The Directors of Central Intelligence
1946-2005

The spirit of Wild Bill Donovan, the American spymaster of World War II, drove many future CIA officers who served under him, among them William Casey, director of central intelligence from 1981 to 1987. Above: Casey speaks at an OSS reunion, Donovan's image above him.

Left: President Truman pins a medal on the first director, Rear Admiral Sidney Souers. Right: General Hoyt Vandenberg, the second director, testifies before Congress.

General Walter Bedell Smith, director from 1950 to 1953, was the first real leader of the CIA. Left: With Ike on V-E Day; Right: with Truman in the White House.

Left: In an October 1950 photo taken at CIA headquarters, Bedell Smith, left, takes command from the ineffectual Rear Admiral Roscoe Hillenkoetter, in light suit. Right: A worried Frank Wisner, who ran the CIA's covert operations from 1948 until his mental breakdown in 1958, stares into space.

Left: Allen Dulles at his headquarters office in 1954. Right: JFK replaced Dulles with John McCone after the Bay of Pigs.

Left: McCone became close to Attorney General Robert Kennedy who played a central role in covert operations. Right: President Johnson rejected McCone and hired the hapless Admiral Red Raborn, at the LBJ Ranch in April 1965.

Richard Helms, director from 1966 to 1973, sought and won respect from President Johnson. Above: The week before his appointment as deputy director in 1965, Helms gets to know the president.

In 1968, a confident Helms briefs LBJ and Secretary of State Dean Rusk at the Tuesday lunch--the best table in Washington.

Left: President Nixon presses the flesh at CIA headquarters in March 1969. Nixon distrusted the agency and scorned its work. Right: George H. W. Bush and President Gerald R. Ford discussing evacuating Americans from Beirut with L. Dean Brown, special envoy to Lebanon, June 17, 1976.

Saigon is falling as director Bill Colby, far left, briefs President Ford in April 1975. Flanking Ford are Secretary of State Henry Kissinger and, far right, Secretary of Defense James Schlesinger.

In November 1979, Director Stansfield Turner brings up the rear as President Carter calls his top military and diplomatic advisers to Camp David to assess the plight of the American hostages in Iran.

In June 1985, President Reagan and his national security team in the White House Situation Room during the hijacking of a TWA flight bound for Beirut, a hostage drama that ended with a secret deal; Bill Casey is at far right.

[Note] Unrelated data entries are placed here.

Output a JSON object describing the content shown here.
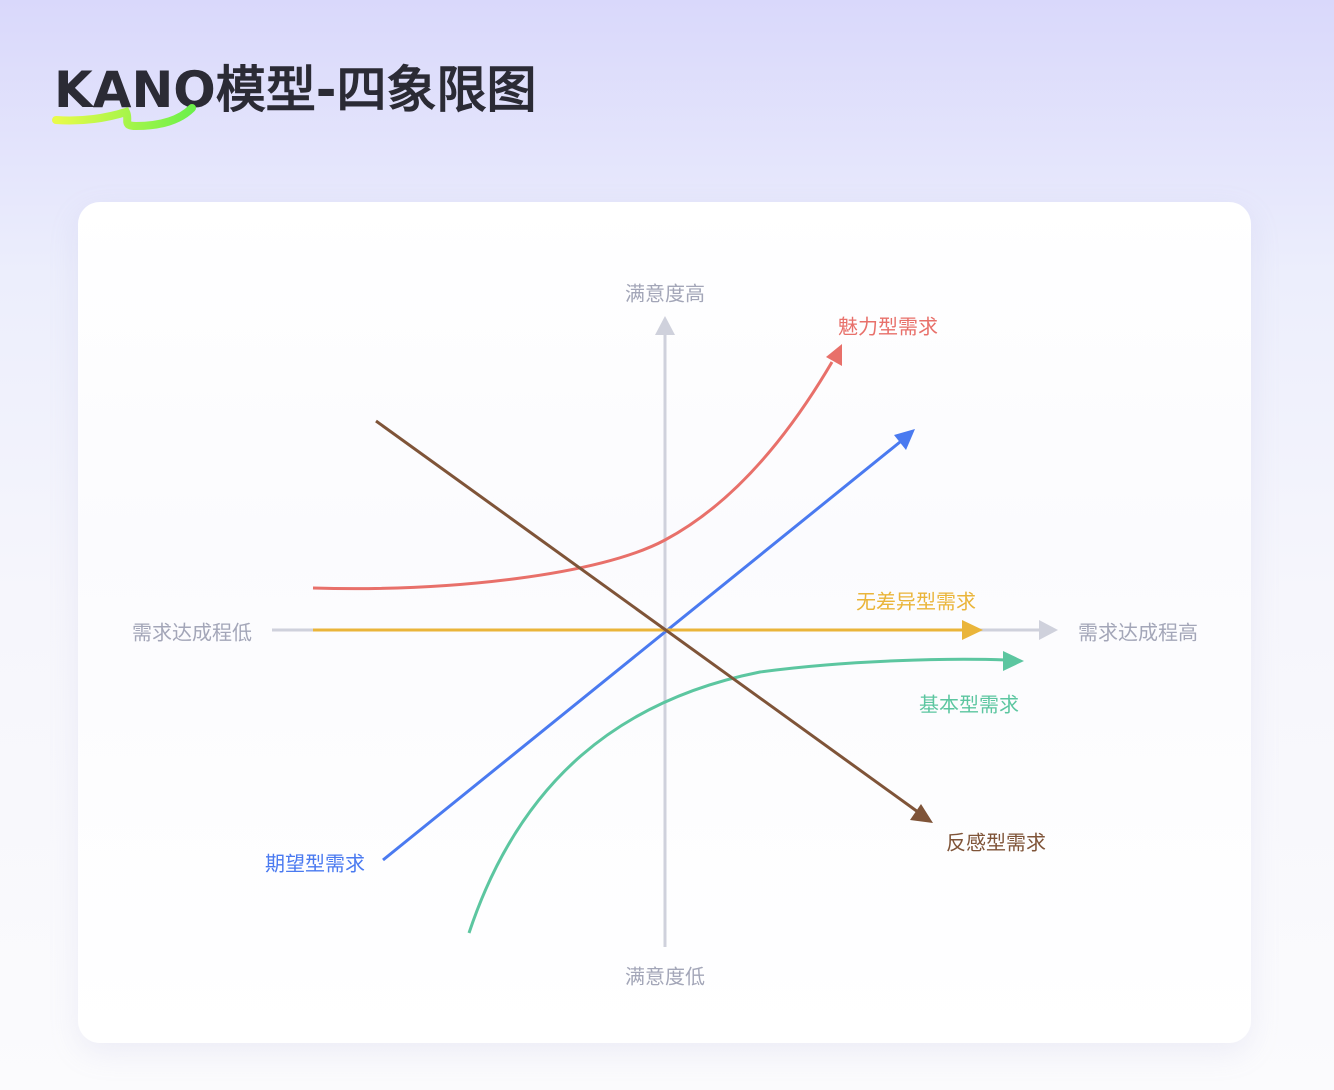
{
  "title": "KANO模型-四象限图",
  "axes": {
    "y_top": "满意度高",
    "y_bottom": "满意度低",
    "x_left": "需求达成程低",
    "x_right": "需求达成程高"
  },
  "curves": [
    {
      "label": "魅力型需求",
      "color": "#e8706a"
    },
    {
      "label": "期望型需求",
      "color": "#4a7af0"
    },
    {
      "label": "无差异型需求",
      "color": "#eab53a"
    },
    {
      "label": "基本型需求",
      "color": "#5cc6a0"
    },
    {
      "label": "反感型需求",
      "color": "#7f5438"
    }
  ],
  "colors": {
    "axis": "#cfd1dc",
    "title": "#2b2b35",
    "underline": [
      "#e8fb4a",
      "#6cf04a"
    ]
  }
}
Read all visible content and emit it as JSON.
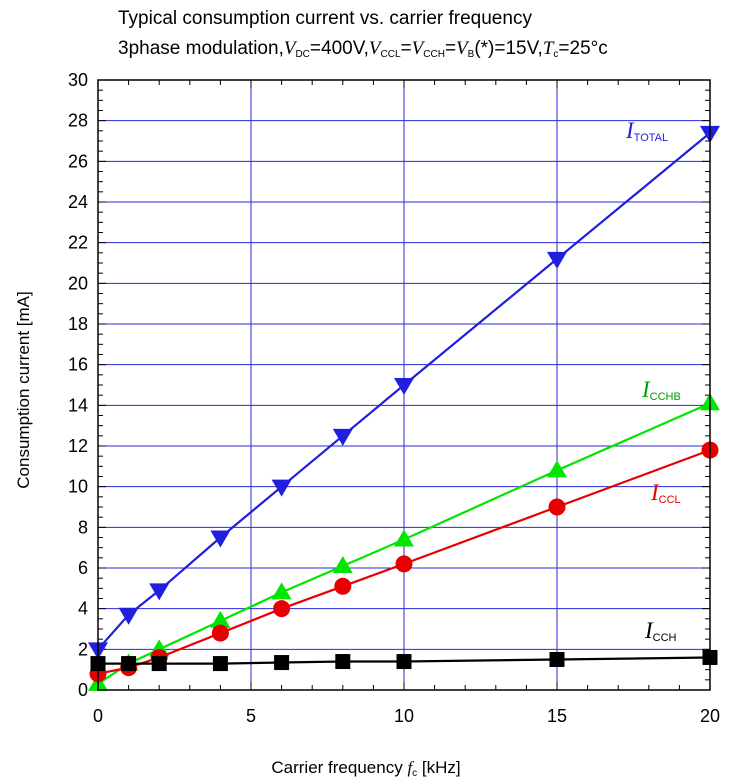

The end of the cold war created a revolving door at the top of the CIA--five directors in six years. The constant changes coincided with an exodus of expertise among covert operators and analysts. Left to Right: William Webster; Robert Gates, the last career CIA officer to lead the agency; and Jim Woolsey.

John Deutch.

George Tenet, with a wheelchair-bound President Clinton, tried desperately to rebuild the CIA for seven years.

George Tenet at the White House with President Bush and Vice President Cheney as the war on Iraq begins in March 2003. Tenet confidently stood by the CIA in saying that Saddam Hussein's arsenal bristled with weapons of mass destruction.

His successor, Porter Goss, with Bush at CIA headquarters in March 2005, proved to be the last director of central intelligence.

As its sixtieth year approached, the CIA ceased to be first among equals in American intelligence. In March 2006, General Mike Hayden was sworn in as CIA director at headquarters. The new boss, Director of National Intelligence John Negroponte, applauded as Wild Bill Donovan's statue stood watch.